If we compare those files we can find something really interesting:

<       -DNDEBUG=1
>       -DNDEBUG=0

There were some other differences, but these were the most interesting ones. There actually is an association between the PCM module cache and compilation flags:

So, the PCM files are used as a cache only if the preprocessor flags are the same. And in our case, it was far from that. Almost every target had some different flags. We were using those as feature flags, inlinable constants, and other things. So in the end, we had a lot of different caches, each one for a specific set of flags.

So this is what was happening. Most of the targets on the same level used the same preprocessor flags. The first part of the build was pretty fast and consistent, but as soon as the compiler moved to one of the top-level targets with a different set of flags, it had to rebuild the whole PCM cache for all dependencies, starting from the system frameworks and ending with our own modules.

Compiler flags that solve the problem

The solution was pretty simple: review all the targets and re-check if we really needed to have different flags. And even if we need them, there's a way to have preprocessor flags that won't affect the PCM cache.

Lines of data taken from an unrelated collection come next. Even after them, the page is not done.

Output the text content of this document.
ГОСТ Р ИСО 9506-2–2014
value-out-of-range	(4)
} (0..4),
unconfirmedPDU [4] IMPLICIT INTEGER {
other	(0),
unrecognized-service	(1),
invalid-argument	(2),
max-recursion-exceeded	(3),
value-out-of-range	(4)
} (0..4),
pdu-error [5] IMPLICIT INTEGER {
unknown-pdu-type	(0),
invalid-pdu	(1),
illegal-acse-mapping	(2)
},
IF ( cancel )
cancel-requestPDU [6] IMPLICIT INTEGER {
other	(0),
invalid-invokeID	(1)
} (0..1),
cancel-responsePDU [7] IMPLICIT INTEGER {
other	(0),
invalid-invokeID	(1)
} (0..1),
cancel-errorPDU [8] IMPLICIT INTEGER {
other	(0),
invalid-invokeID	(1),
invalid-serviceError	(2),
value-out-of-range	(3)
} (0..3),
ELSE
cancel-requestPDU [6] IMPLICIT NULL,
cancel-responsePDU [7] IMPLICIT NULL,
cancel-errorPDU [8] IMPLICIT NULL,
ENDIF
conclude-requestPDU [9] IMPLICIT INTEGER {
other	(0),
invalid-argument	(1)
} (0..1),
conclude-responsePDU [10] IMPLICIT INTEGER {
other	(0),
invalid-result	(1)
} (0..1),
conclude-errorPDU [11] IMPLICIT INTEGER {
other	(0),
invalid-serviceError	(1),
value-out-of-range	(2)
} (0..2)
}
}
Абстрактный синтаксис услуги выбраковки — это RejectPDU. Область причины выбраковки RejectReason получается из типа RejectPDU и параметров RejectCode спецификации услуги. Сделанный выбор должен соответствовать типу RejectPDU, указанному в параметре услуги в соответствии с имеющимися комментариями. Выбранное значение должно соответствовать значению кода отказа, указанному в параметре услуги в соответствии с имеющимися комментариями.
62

If we were to describe the solution in one sentence, it would be: "Use GCC_PREPROCESSOR_DEFINITIONS_NOT_USED_IN_PRECOMPS instead of GCC_PREPROCESSOR_DEFINITIONS."GCC_PREPROCESSOR_DEFINITIONS_NOT_USED_IN_PRECOMPS has the same effect, but the flags defined there won't be used as input for the unique signature of a .pcm file.

Actually, this setting works the same as GCC_PREPROCESSOR_DEFINITIONS, but add additional flags for the compiler setting fmodules-ignore-macro=for each definition provided in GCC_PREPROCESSOR_DEFINITIONS.


To measure if the changes actually made any difference, we ran a benchmark on the whole CleanMyMac X project with the Hyperfine tool.

The results were astonishing: the build time now was twice as fast in the debug configuration and almost 25% faster in the release configuration!

HardwareConfigurationTime BeforeTime AfterDifference
M1 ProRelease272.759s ± 5.314s208.813s ± 6.231s~**23.2%**faster
M1 ProDebug164.854s ± 10.120s84.332s ± 3.440s~**48.7%**faster
Intel x86_64Debug342.321s ± 39.102s157.229s ± 2.561s~**54.2%**faster

This how it looks like in Xcode (the same components are highlighted with the same color):


That was a really interesting ride. It started with a simple question 4 years ago and ended with this article, allowing one to try and learn many things. This issue was particularly interesting as there were no apparent signs of the problem. It was just a slow build, and we were used to it.

Our current hardware is fast. So if our project compiles in 10 minutes because "it was always like that," we should try to check if that statement is true, even if this will require debugging the compiler itself.